In the trial court, the front-lot owners argued that because their lots were only separated from the water by a roadway parallel to the lake, their lots were riparian and permits their docks only. The Charlevoix County Road Commission opposed arguing that the front-lot owners did not possess riparian rights because none of front-lot owners’ properties abuts Lake Charlevoix as the properties were separated from Lake Charlevoix by a road owned and maintained by the county.
The trial court and the Court of Appeals ruled the front-lot owners did not possess riparian rights because the dedicated public Beach Drive exists between the front-lot owners’ property and the lake.

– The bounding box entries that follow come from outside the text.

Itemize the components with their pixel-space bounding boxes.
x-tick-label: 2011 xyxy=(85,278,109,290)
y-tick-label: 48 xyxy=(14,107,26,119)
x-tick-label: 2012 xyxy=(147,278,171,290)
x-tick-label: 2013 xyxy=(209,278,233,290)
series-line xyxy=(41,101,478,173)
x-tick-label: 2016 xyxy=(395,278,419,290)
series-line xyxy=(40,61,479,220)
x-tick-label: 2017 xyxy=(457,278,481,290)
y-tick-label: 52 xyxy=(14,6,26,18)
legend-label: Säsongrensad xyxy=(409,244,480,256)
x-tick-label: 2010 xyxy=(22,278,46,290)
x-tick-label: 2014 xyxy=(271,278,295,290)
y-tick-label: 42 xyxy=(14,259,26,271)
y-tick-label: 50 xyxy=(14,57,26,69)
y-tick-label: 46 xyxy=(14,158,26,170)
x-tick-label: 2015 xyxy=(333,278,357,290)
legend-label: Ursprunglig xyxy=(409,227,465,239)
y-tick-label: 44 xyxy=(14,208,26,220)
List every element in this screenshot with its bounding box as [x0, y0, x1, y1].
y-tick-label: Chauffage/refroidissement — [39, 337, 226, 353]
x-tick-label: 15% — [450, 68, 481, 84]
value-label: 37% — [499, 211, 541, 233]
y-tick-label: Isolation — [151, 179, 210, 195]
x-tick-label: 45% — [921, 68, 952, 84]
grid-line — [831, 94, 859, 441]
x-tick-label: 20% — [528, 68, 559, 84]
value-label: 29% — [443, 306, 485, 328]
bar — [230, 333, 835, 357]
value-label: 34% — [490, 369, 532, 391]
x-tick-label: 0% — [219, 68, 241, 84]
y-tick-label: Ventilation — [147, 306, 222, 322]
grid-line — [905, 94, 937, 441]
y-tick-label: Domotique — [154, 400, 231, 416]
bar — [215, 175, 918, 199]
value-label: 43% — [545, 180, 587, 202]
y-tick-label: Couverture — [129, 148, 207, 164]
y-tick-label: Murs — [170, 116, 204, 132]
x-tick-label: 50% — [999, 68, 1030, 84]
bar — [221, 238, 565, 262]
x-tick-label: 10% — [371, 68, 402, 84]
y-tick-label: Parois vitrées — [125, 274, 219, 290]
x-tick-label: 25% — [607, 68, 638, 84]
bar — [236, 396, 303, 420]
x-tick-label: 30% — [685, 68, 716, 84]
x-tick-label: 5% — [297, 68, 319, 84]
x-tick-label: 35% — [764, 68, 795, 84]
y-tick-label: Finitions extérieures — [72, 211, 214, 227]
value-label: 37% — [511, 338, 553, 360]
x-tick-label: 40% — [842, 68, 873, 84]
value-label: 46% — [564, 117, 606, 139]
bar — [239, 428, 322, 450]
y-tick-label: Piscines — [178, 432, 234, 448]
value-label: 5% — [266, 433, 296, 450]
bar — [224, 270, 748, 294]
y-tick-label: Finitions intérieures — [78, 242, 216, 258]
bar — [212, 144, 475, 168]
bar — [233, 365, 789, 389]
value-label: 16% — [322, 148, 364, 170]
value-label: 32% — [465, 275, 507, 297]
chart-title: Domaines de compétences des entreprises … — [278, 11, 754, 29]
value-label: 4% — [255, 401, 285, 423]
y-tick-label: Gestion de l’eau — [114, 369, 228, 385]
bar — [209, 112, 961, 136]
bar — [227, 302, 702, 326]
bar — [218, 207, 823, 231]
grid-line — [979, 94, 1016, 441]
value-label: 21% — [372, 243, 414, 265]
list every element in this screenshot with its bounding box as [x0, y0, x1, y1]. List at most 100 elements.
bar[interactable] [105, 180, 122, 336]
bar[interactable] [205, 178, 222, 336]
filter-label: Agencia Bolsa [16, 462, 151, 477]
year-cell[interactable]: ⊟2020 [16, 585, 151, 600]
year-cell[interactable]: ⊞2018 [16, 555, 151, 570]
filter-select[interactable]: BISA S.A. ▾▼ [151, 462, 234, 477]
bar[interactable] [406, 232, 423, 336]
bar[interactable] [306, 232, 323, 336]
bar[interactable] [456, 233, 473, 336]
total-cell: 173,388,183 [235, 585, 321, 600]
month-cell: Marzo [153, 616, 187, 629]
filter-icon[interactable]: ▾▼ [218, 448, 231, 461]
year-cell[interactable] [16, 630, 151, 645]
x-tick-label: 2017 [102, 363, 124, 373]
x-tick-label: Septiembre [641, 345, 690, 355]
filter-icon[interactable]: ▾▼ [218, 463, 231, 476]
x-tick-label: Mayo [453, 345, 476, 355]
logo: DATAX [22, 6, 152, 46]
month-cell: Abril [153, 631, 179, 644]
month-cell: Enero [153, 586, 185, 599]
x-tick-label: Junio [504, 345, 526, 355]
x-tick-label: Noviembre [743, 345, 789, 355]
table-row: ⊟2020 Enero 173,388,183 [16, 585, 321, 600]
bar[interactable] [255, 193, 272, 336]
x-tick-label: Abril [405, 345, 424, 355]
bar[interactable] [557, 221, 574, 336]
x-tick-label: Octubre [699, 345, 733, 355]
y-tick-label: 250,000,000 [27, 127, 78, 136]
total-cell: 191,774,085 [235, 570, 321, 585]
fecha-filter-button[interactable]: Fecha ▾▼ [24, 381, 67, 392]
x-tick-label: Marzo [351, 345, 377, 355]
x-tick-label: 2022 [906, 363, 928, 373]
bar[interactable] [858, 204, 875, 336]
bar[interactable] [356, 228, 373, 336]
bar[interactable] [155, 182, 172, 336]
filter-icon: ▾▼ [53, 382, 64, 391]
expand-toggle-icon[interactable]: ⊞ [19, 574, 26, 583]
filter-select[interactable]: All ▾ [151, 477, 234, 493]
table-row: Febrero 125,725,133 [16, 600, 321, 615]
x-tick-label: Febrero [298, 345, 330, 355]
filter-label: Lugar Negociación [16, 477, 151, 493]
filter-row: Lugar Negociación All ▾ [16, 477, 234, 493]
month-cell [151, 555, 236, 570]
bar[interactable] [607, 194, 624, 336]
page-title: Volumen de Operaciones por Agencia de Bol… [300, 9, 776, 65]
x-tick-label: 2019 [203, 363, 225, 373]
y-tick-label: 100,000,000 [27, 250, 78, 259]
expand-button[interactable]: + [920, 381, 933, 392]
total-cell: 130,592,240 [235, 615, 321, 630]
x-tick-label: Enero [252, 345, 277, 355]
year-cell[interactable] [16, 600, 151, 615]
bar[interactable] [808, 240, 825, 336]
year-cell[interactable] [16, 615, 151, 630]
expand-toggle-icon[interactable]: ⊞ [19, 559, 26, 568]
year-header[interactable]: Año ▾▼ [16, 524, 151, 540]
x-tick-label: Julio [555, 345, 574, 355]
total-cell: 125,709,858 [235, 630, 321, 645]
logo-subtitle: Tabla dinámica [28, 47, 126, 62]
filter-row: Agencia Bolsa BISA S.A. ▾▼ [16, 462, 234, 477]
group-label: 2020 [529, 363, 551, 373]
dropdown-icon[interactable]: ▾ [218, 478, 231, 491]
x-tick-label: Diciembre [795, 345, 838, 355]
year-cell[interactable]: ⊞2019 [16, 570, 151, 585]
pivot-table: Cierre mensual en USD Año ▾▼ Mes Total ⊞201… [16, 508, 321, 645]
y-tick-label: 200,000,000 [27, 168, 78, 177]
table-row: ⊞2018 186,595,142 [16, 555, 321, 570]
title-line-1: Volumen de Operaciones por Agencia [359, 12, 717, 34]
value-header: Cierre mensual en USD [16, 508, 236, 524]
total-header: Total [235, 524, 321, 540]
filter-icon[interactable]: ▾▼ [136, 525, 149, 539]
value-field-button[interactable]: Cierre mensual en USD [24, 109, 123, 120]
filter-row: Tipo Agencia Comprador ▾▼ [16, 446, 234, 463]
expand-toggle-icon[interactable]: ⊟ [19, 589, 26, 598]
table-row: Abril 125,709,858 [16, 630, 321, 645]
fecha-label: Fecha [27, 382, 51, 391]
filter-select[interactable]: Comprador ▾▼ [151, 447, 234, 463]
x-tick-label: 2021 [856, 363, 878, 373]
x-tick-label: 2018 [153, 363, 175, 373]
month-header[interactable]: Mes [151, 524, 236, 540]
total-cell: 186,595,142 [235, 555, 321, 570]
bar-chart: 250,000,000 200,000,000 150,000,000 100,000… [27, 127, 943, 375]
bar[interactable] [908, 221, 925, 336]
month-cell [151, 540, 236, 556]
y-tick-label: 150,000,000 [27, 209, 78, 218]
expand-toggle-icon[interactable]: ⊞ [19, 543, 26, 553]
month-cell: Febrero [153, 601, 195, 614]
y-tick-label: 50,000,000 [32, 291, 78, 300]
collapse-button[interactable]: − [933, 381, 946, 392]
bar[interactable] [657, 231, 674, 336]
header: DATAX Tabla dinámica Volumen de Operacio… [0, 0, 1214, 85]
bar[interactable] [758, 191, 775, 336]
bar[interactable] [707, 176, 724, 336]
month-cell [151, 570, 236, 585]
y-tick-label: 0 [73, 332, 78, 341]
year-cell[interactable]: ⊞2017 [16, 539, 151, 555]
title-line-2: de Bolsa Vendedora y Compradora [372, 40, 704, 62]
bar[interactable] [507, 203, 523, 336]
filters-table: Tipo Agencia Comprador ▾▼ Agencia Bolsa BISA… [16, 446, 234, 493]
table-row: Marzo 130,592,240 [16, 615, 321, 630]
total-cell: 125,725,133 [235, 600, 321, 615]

As such, any possible riparian rights are cut off.
The Michigan Supreme Court reversed. In the majority opinion, Michigan’s high court ruled that pre-1967 dedicated public roadways are owned as a “base fee” rather than full ownership. The Court explained that base fee or fee-in-trust includes most of the rights of ownership but if the governmental entity abandons the road, full ownership reverts to the original proprietor or its grantee. As a result, the Road Commission received less than full ownership for the limited purpose of maintaining a public road.
With this ruling, the front-lot owners now technically have property rights to the water’s edge providing full riparian rights.
The Supreme Court’s decision affects countless lakefront properties and public roadways across Michigan. Many counties likely no longer fully own the property its roads are built on and some property owners with similar circumstances may have gained substantial and valuable water rights.